1.3 Winter 2020

Winter Vacation, Gangneung, Day 1

To put it delicately, this day has been an adventure.

People espouse the benefits of the train so I left my trusty cross-country buses behind.

My first mistake.

There was already an issue buying the ticket because the KORAIL website and app don’t match up but I made it through that hurdle, two subway lines and a local bus, and through the tall Cheonyangni station only to be stumped at the display board.

My train wasn’t listed. It was scheduled for 1pm and I was there at 12:40. Okay… I’ll just go to the Gangneung platform and check it out.

There was an empty train idling so I pressed the unlock button and got on. It was disconcerting to be the only person and my mind provided immediate reference to “Train to Busan”.

A janitor spotted me and unceremoniously kicked me off the train. I didn’t understand what was happening and got off in hurt confusion. So with no other choice I trekked back up the escalator to the info desk only for the young man say to me in English “go back to the platform”. I told him I got kicked off but he just repeated the same phrase.

So extra confused and close to tears I went back down to the platform and figured something would happen by 1pm. The same janitor approached my and gestured for my ticket, I assume he probably felt some guilt or consternation at my situation.

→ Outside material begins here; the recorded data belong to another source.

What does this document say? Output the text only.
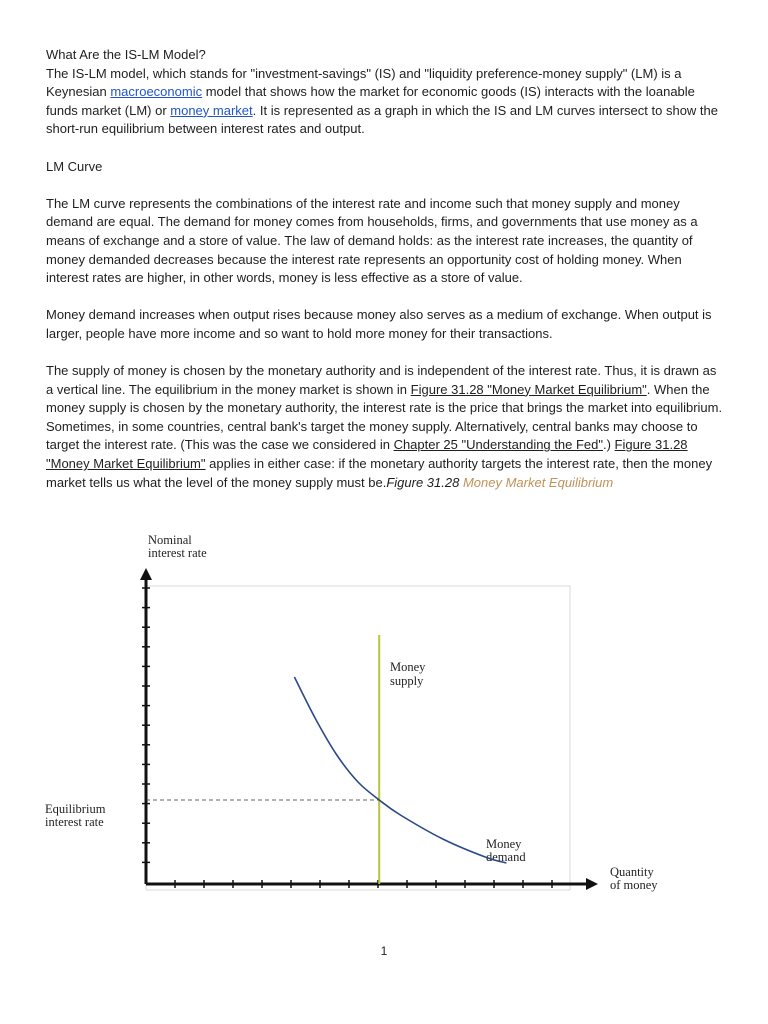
What Are the IS-LM Model?

The IS-LM model, which stands for "investment-savings" (IS) and "liquidity preference-money supply" (LM) is a Keynesian macroeconomic model that shows how the market for economic goods (IS) interacts with the loanable funds market (LM) or money market. It is represented as a graph in which the IS and LM curves intersect to show the short-run equilibrium between interest rates and output.

LM Curve

The LM curve represents the combinations of the interest rate and income such that money supply and money demand are equal. The demand for money comes from households, firms, and governments that use money as a means of exchange and a store of value. The law of demand holds: as the interest rate increases, the quantity of money demanded decreases because the interest rate represents an opportunity cost of holding money. When interest rates are higher, in other words, money is less effective as a store of value.

Money demand increases when output rises because money also serves as a medium of exchange. When output is larger, people have more income and so want to hold more money for their transactions.

The supply of money is chosen by the monetary authority and is independent of the interest rate. Thus, it is drawn as a vertical line. The equilibrium in the money market is shown in Figure 31.28 "Money Market Equilibrium". When the money supply is chosen by the monetary authority, the interest rate is the price that brings the market into equilibrium. Sometimes, in some countries, central bank's target the money supply. Alternatively, central banks may choose to target the interest rate. (This was the case we considered in Chapter 25 "Understanding the Fed".) Figure 31.28 "Money Market Equilibrium" applies in either case: if the monetary authority targets the interest rate, then the money market tells us what the level of the money supply must be.Figure 31.28 Money Market Equilibrium

Nominal
interest rate
Equilibrium
interest rate
Quantity
of money
Money
supply
Money
demand
1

He too was confused that it said 1pm when clearly the train in the station was not mine. He disappeared up the escalator and re-emerged a few minutes later only to look at my ticket again and go back upstairs.

He came down this second time, his hunch confirmed, to explain gruffly I needed to wait until 1:20pm and that I would be on train 817, not 859, which was the current train idling at the platform. He seemed like a tough love guy but I was grateful all the same.

After finally getting on the correct train after it’s secret delay, the ride had limited scenery due to the pollution levels today and the woman next to me kept fervently praying to the point I was concerned she knew something about the train I did not.

When I finally made it out of the Gangneung train station, which did have a heat camera to check people for coronavirus induced fevers, I decided to get a taxi.

Well! The adventure didn’t stop there. At first the taxi driver thought my arrival address was my destination and pulled one block over back to the station. Uh. No.

The guesthouse I’m in doesn’t appear on Kakao maps (Korean Google Maps) so I had chosen a destination close by. She typed it in but we missed it by a mile in a very literal sense; she was sure I was wrong then when I showed her the address again and she reentered it and said “Ah. Sorry. I will give you a discount.”

We ended up at a blank faced building by a highway which I think she didn’t want to leave me at and asked for me to call the guesthouse owner. The owner then clarified the booking.com address was wrong and she was actually down this alley.

Thankfully the taxi driver honored the discount as the hostel owner who met us in the street said “she is a good driver.”

The main floor of the hostel looks like a home and birds chipped wildly as the older woman explained highlights around town. I think she cooks Korean breakfast every morning for her guests so I’ll see her again.

In a fit of luxury I booked my own room and it only seems mildly haunted: there’s a lot of lace and stuccoed walls.

After the debacles it was time to get out on the town. I made it to the beach which was at first disappointing because it was crowded with people photographing each other, couples making out, or both.

To get a better view and to escape tonsel hockey, I followed a long concrete dock to a lighthouse for which I’m very glad: a cute Korean family asked me in Korean to take a photo and did not blanch when I turned around and revealed my foreign face. I took several while saying “cheese” and asked them in Korean if the photos were okay. “Oh yes, thank you!”

Sometimes you just need a small moment of being seen and this checked the box. The young son and daughter tugged their dad along while the girl repeated 한번도 해 주세요 “please do it one more time”. Her dad acquiesced and I saw him chase them down the pier.

I didn’t want to be that foreigner that goes to a sea town and eats a hamburger… but I was that foreigner. I deserve it okay??

The cashier talked to me in English and I am FOREVER surprised by the random people who speak English. Not the bank or doctor or post man or my coworkers but this hamburger guy and that Jeju band kid. I turned heads when I walked in though. He offered an English menu and although I could have ordered without, the man seeemd intent to to talk with me in English even if our conversation was “I’ll take this” “where are you from?” “The USA” I’m used to bumbling along in Korean so it always feels like cheating in these instances.

So I ate a large hamburger, mulled over the state of English education, hopped on a bus that drove at such speed I made it back in record time, and am drinking tea while updating you.